Myron by Ishmael Reed

MYRON We lunch at Spenger’s a Berkeley fresh fish grotto built on Ohlone bones and tall tales about marlins that fought for hours Dining in this place is like dining on “The Sea Hawk” (1940) but we aren’t moving, but maybe we are By the time we finish lunch the earth will have traveled 6500 miles and don’t expect Errol Flynn, in pirate costume, to swashbuckle across the floor, nor do swords cross at this site, only knives and forks, going at the mussels clams and shrimp It is rumored that Clark Gable once sampled the famous clam chowder of this restaurant where a a Polynesian wood “idol” greets the diners Myron and Sonya have joined us I’m having blackened catfish They pry their meals from shells They’ve stopped off in Berkeley on the way to SFO

His destination is Dallas He heads a department of physics there She’s going to Santa Fe to inspect their new home I overheard two shaggy professors, old, soft and retired argue about science in the men’s locker room at the Berkeley One said that science is only a method and that science can’t explain gravity I can Sonya is gravity And not even chemo or infusions can come between her and her students as she fights an invader like the Russians fought at Leningrad I imagine Myron as a youngster While his friends are trading baseball cards he’s reading Einstein and making experiments in his parents’ basement His Mom and Dad would call these experiments explosions He’s studying applied biology because soon he says they will be able to swab the inside of your mouth and with the DNA collected predict diseases to which one is prone and prescribe medication He says that the universe’s speed is accelerating and I read “If the universe continues accelerating, astronomers say, rather than coasting gently into the night, distant galaxies will eventually be moving apart so quickly that they cannot communicate with one another and all the energy will be sucked out of the universe” and I’m thinking, if this happens what will become of my archives?
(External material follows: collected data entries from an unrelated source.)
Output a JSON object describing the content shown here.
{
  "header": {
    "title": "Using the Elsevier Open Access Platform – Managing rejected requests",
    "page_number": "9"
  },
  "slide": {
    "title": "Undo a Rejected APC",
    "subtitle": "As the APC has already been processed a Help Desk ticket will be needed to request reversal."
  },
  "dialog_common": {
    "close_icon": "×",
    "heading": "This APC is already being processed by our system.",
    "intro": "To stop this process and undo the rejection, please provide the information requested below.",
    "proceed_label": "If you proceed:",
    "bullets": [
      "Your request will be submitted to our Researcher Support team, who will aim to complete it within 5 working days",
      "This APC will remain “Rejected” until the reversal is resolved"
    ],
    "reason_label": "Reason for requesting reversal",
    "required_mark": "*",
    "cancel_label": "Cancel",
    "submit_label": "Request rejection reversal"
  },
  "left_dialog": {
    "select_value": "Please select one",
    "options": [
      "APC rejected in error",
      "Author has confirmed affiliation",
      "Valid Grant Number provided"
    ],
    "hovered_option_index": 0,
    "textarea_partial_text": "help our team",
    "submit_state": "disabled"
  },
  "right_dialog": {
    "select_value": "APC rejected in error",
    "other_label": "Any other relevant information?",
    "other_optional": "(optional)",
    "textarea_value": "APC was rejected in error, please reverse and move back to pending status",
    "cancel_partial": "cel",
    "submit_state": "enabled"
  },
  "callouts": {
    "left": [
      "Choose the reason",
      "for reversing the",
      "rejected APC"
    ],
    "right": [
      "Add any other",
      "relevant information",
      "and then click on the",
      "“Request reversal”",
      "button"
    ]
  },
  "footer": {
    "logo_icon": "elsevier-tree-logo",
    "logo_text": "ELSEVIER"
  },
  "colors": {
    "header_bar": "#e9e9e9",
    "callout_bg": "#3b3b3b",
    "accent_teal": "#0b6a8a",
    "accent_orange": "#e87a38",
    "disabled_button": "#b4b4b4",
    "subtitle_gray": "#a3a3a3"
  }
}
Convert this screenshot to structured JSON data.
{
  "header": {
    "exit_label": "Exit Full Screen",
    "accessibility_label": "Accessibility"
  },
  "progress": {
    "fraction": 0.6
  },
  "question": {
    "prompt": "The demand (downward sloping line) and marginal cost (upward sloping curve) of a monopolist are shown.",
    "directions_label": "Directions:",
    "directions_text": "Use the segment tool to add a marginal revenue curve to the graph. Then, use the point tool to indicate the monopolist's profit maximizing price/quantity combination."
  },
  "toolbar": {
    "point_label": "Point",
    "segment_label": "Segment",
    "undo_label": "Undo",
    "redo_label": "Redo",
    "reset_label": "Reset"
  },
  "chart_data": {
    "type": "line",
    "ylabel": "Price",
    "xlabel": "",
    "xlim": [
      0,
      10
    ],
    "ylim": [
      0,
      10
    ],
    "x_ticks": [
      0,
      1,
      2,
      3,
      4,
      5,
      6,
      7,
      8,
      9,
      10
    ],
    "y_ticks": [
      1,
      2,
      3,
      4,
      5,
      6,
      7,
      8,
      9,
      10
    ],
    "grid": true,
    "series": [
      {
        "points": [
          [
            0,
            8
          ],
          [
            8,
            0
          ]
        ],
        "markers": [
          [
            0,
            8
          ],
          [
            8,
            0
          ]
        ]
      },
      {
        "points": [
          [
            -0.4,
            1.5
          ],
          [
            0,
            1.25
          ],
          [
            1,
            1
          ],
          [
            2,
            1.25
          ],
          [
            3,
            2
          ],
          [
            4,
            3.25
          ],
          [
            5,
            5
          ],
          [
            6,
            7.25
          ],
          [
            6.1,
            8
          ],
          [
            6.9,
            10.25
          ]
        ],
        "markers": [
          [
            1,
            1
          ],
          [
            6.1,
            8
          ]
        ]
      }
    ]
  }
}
But Sonya reassures me “Cosmologists are given to hype as in hyperbole” I ask Myron about Michiko Kaku’s prediction that time travel will enable a person’s descendents to visit that person Hong Kong scientists dispute the idea They say that they have proved that a single photon obeys Einstein’s theory that nothing can travel faster than the speed of light I think they’re wrong because every time I talk to Myron I feel that someone is visiting me from the future.